Results show that the CS particle size affects the efficiency of liquefaction. Overall liquefaction yield increases with the decrease in particle size at least until 40–60 mesh fraction from about 34% for the bigger particles to around 91% for the 40–60 mesh fraction. Despite the fraction sizes <80, 60–80, and 40–60 showing similar liquefaction yields, between 80 and 91%, the fraction 40–60 has the highest yield. Similar results were presented before for cork liquefaction although only three different sizes were used (Esteves et al. 2017). The lower amount of liquefaction for lower particle sizes might be because of the different chemical composition of these particle sizes as shown before for other heterogeneous materials such as Q. cerris bark (Sen et al. 2020).

Figure 2 shows the liquefaction yield variation with reaction temperature that was performed between 130 and 190°C. In these tests, the particle size of shells used was 40–60 mesh, a time of 30 min, and the CS/solvent ratio of 1:10.

Figure 2 Liquefaction yield (%) with temperature (°C) for CS.
Figure 2

Liquefaction yield (%) with temperature (°C) for CS.

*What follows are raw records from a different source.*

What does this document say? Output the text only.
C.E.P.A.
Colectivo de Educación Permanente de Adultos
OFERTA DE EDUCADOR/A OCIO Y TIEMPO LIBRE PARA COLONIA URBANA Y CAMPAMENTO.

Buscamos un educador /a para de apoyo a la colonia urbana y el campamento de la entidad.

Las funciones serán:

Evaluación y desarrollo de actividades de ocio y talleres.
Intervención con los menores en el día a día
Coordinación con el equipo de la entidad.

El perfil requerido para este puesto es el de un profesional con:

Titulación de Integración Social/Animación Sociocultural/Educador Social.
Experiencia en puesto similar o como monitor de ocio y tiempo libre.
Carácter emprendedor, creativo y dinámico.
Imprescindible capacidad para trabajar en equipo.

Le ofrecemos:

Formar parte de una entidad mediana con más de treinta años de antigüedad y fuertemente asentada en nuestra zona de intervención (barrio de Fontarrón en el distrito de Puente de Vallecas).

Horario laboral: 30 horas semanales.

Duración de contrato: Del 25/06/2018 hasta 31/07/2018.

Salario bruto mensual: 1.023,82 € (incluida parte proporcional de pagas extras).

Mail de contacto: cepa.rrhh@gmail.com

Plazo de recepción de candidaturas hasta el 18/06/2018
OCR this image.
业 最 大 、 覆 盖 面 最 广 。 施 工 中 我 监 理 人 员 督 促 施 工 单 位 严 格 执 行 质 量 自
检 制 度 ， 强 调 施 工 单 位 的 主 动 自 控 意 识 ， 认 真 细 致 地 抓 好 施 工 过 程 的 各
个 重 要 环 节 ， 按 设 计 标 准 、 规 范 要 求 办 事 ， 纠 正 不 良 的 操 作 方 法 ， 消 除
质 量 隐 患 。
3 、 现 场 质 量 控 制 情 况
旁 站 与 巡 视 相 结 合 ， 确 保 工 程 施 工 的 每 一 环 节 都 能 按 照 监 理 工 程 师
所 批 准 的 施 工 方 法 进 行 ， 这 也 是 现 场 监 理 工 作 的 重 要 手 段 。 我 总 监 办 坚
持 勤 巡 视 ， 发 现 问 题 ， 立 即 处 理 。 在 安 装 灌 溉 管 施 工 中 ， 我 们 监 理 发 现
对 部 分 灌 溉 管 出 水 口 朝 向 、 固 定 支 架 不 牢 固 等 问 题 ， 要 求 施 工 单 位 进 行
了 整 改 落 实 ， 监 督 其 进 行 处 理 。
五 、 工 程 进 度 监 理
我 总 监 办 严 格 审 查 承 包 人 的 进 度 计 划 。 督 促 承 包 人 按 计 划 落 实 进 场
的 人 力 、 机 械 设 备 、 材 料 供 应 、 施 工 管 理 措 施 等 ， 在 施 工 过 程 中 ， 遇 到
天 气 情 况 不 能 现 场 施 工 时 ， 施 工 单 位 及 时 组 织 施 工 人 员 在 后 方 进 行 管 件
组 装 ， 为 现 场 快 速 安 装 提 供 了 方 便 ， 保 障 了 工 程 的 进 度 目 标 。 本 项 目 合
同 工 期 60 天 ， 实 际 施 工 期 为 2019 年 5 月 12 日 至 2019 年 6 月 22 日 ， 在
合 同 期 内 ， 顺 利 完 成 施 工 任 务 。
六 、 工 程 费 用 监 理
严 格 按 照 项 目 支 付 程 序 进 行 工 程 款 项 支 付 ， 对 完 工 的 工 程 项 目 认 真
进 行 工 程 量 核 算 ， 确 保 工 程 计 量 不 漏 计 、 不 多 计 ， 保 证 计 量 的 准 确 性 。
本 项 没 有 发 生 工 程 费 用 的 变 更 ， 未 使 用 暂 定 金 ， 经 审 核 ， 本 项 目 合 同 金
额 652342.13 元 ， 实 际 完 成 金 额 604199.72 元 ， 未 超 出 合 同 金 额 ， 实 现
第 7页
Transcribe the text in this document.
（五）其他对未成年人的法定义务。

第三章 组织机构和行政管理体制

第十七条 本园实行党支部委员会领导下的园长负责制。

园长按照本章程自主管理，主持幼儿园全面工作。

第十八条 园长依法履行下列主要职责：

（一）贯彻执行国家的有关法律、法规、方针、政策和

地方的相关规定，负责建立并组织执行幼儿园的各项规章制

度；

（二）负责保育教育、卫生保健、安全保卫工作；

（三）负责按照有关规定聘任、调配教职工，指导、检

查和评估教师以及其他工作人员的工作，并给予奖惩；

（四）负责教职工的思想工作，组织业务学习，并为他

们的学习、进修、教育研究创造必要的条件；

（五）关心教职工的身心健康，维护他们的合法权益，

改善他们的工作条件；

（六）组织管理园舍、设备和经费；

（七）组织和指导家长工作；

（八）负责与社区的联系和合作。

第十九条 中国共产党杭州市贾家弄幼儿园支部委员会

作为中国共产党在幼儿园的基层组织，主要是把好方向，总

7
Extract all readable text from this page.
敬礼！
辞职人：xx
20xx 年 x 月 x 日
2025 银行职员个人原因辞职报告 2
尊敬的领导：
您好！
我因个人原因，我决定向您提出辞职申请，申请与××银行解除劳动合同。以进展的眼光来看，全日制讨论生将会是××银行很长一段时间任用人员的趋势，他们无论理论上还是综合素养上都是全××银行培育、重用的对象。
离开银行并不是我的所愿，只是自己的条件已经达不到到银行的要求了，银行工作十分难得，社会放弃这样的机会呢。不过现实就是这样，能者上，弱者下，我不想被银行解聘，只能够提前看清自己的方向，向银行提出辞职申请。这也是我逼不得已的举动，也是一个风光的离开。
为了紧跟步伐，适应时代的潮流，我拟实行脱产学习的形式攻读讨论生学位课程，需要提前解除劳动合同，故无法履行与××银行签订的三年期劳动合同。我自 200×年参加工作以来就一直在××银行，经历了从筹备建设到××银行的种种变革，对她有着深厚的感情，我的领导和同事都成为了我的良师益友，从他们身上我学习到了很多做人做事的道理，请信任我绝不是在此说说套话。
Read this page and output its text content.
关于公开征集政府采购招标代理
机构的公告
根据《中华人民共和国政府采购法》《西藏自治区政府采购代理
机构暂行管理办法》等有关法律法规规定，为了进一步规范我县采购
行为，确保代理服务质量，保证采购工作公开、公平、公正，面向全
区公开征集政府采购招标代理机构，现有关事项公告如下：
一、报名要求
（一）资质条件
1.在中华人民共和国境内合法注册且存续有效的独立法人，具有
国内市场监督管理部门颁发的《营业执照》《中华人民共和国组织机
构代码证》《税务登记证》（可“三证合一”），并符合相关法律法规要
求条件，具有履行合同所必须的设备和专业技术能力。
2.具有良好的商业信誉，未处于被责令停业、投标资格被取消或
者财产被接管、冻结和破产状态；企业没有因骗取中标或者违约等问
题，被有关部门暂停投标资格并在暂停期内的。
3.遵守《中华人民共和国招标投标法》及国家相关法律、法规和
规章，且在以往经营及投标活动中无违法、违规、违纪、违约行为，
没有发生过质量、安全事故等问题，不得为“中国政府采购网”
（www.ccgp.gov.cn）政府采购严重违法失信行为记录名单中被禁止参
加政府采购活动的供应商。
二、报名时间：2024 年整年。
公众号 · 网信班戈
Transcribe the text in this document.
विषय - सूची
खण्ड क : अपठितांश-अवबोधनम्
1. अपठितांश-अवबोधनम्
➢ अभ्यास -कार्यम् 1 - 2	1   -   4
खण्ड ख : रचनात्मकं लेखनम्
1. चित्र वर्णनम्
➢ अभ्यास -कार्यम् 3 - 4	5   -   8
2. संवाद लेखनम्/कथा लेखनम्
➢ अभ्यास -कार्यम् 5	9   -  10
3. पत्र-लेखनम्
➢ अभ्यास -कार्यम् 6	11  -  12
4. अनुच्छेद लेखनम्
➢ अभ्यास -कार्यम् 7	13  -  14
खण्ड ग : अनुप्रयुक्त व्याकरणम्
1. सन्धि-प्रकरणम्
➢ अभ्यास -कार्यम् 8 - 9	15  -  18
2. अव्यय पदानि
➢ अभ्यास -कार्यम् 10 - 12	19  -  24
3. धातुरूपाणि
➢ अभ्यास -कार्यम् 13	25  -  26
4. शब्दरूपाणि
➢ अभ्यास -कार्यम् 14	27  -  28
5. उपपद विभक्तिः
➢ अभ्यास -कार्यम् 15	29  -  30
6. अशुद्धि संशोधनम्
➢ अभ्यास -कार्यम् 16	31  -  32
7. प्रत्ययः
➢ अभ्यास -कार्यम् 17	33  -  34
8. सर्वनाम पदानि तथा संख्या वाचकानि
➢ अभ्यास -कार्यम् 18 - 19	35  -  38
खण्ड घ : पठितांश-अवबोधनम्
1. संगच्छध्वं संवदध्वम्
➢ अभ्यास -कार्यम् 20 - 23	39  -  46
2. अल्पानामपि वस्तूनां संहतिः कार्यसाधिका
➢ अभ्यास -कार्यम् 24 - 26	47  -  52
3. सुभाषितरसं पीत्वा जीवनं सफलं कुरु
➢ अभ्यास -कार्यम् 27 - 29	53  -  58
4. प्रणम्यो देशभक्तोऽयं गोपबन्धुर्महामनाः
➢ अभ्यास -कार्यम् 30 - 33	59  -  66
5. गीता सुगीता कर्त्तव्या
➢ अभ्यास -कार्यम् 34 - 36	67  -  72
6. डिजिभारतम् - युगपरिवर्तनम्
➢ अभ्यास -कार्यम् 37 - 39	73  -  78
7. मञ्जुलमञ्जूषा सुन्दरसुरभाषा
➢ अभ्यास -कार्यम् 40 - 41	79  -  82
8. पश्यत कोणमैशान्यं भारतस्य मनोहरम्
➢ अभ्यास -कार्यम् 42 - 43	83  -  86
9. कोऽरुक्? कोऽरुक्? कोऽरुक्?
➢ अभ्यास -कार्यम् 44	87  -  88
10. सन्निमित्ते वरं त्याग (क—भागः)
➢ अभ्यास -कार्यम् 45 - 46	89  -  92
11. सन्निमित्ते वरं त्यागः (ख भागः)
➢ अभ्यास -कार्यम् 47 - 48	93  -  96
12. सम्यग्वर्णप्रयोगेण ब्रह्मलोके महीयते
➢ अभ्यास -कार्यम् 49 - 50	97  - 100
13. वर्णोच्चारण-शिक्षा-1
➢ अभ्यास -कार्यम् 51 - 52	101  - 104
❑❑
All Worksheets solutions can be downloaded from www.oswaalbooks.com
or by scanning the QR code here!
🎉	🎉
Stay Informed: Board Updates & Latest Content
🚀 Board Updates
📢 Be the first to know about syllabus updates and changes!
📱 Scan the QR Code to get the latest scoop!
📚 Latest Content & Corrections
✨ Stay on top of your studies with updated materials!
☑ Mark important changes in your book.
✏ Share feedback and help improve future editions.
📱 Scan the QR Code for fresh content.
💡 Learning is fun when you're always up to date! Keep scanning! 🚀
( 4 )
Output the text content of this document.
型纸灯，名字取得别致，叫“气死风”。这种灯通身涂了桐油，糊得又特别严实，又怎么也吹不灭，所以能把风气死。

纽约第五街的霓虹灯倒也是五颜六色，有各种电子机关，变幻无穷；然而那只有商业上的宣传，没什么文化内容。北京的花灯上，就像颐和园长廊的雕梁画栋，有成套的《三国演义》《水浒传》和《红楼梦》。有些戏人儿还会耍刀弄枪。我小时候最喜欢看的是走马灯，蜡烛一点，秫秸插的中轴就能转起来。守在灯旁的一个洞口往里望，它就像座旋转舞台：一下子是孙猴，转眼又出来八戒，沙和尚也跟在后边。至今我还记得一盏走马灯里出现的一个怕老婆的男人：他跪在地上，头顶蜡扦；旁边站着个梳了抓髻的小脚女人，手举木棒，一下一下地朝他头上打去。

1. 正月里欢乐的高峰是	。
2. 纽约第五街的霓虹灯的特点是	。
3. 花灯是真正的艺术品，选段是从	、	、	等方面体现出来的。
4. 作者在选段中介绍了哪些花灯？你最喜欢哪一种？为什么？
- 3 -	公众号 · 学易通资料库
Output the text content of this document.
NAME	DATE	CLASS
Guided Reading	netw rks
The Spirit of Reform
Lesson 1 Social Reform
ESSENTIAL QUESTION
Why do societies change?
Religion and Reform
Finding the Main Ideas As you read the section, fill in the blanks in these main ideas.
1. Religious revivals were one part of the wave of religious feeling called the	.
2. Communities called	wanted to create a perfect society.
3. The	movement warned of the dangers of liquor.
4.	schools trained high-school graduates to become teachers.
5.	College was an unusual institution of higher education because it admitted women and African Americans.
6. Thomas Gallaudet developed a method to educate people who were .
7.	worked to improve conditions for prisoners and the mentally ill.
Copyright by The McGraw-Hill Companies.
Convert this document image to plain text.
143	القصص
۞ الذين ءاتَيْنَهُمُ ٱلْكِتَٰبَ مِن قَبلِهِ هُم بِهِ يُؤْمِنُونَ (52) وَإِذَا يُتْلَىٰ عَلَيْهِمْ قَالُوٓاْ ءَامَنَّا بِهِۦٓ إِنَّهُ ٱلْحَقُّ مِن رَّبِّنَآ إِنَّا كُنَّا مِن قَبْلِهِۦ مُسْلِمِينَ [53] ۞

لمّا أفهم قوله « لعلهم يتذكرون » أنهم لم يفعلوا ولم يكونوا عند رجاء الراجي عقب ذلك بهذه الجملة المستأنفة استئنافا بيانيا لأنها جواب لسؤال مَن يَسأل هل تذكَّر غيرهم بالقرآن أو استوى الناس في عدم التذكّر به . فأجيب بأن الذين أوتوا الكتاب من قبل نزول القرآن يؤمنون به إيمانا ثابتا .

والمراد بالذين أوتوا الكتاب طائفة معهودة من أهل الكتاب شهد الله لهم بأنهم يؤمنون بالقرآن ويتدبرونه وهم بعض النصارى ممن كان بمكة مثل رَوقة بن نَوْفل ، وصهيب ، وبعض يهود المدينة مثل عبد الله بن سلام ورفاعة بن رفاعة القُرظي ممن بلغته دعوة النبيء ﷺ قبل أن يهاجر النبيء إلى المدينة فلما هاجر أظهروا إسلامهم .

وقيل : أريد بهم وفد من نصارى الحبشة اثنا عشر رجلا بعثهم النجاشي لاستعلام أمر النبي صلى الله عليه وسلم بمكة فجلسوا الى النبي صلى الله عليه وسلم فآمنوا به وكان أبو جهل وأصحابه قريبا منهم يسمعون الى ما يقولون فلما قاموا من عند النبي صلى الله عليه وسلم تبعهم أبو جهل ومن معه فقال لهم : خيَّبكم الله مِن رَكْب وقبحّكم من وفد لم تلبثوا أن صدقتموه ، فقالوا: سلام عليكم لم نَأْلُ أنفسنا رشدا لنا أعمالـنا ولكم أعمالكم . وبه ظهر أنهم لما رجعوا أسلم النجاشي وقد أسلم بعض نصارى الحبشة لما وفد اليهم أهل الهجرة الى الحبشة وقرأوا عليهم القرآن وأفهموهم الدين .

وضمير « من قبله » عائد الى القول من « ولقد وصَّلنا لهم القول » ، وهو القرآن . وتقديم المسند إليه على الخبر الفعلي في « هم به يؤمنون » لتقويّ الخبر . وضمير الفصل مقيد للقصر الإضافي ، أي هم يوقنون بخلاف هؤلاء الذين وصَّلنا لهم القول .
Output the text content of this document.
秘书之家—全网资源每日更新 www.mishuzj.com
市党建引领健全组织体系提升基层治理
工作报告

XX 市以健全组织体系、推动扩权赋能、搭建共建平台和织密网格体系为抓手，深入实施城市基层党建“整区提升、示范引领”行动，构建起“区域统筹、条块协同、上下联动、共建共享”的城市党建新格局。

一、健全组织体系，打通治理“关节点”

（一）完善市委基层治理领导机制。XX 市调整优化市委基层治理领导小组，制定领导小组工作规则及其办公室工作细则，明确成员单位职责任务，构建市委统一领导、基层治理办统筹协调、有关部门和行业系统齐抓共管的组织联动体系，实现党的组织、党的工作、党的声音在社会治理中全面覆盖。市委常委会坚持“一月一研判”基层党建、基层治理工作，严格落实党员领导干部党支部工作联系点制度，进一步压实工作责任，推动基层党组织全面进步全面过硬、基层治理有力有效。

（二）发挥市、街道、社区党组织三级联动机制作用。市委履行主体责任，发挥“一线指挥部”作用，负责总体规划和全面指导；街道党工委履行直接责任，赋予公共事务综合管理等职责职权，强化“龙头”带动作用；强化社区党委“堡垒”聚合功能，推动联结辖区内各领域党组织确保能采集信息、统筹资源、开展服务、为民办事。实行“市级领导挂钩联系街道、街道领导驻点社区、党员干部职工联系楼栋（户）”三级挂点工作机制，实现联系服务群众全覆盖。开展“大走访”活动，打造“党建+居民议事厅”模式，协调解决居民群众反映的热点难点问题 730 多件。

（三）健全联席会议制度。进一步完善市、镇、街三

As expected, liquefaction yield increased with the increase in reaction temperature reaching a maximum value of 91% for 190°C. A fairly good liquefaction yield was obtained at 170°C (86%), whereas poor yields (under 70%) were obtained at lower temperatures. Similar reports were obtained before for the liquefaction of several lignocellulosic materials. For instance, for liquefied Douglas fir bark there was an increase in yield with the increase in temperature but smaller than the one found here (Esteves et al. 2018). Studies on liquefied cork showed that there was a big increase from 150 to 160°C staying approximately constant afterwards (Esteves et al. 2017). Different results were reported earlier by Soares et al. (2014) by testing cork powder via acid liquefaction using a mixture of PEG 400 and glycerol. These authors reported that liquefaction yield increased from 150 to 160°C but decreased when the temperature reached 170°C which was attributed to condensation reactions between liquefied intermediates. Nevertheless, they reported that it was possible because of the higher percentage of PEG 400 (90%) in relation to glycerol (10%) because Kurimoto and Tamura (1999) stated that a higher amount of low molecular weight glycols such as glycerol would prevent these re-condensation reactions. Therefore, once the liquefaction of CSs was conducted only with glycerol, these re-condensation reactions might have been inhibited.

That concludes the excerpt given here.